Early on in the program, it was recognized that the passive measurement system component is more fully advanced than the multi-axis, broadband excitation component. In order to address the greater technical risk that the latter presents, the program was re-scoped to focus exclusively on the multi-axis, broadband system.

Results

The researchers built and tested two wideband, multi-axis laboratory systems: a frequency domain (FD) operating over the frequency range 5 Hz – 100 kHz and a time domain (TD) system with the capability of measuring the full decay curve over the time window 10 μs – 2800 μs. Each has theoretical and practical advantages and drawbacks (particularly in the context of geophysical exploration systems), without a real resolution concerning their relative merits.

Data were collected on a larger sample of UXO and clutter items. All data were collected at ranges from the sensor to the test object that yielded a signal-to-noise ratio (SNR) of 5, as a fiducial standard. Data consisted of a training set—data collected from each of the types of UXO in known orientations, with ground truth—used to train the classification algorithms, and a test set—data collected from both clutter and UXO, in arbitrary orientations with the objects not identified to the classifiers.

Algorithms were trained on the training set and then tested against the test set. The models ranked the unknown test set from lowest to highest in order of likelihood of being UXO.

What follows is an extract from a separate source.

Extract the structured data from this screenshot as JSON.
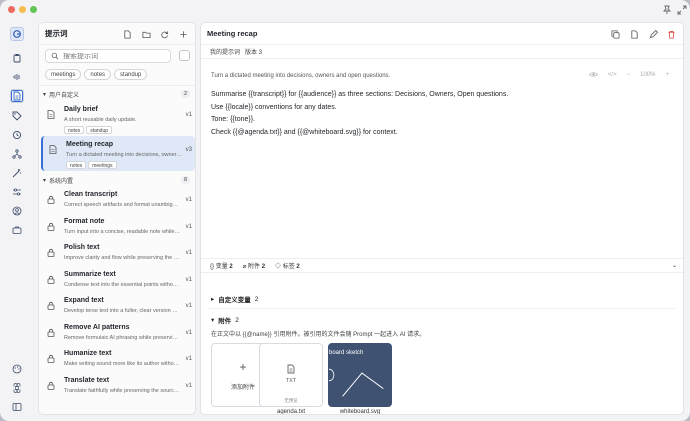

The FD results were not encouraging. A total of 27 objects, 8 UXO and 19 clutter, were tested with the FD system. If one simply divides the ranked list at the center into two segments and identifies the higher-likelihood segment as UXO and the lower-likelihood segment as clutter, one will have correctly identified exactly half the UXO and half the clutter items: the algorithm and data combine to give the result of a coin toss.

Initially, the result of the algorithm applied to the TD system data (using 24 objects, 7 UXO and 17 clutter) appeared even worse: only 1 UXO is identified correctly, and 6 are misidentified. However, simply inverting the output of the algorithm yields 6 of 7 UXO identified correctly, for a successful UXO identification rate of 85.7% and a successful clutter identification rate of 64.7%. Interpreted as conventional detection and false alarm probabilities, one obtains a detection rate of 85.7% at a false alarm rate of 35.3%.

Benefits

Using funding separate from this project and not documented in this project’s final report, the researchers developed their own classification algorithms in the context of developing an advanced portal for concealed weapon detection. An initial look at that algorithm, suggests that the data provide more discriminatory power than the algorithms applied in this project were able to use. The concept of multi-axis, broadband response measurements may yet enable significant remediation cost reductions via improved target-clutter discrimination.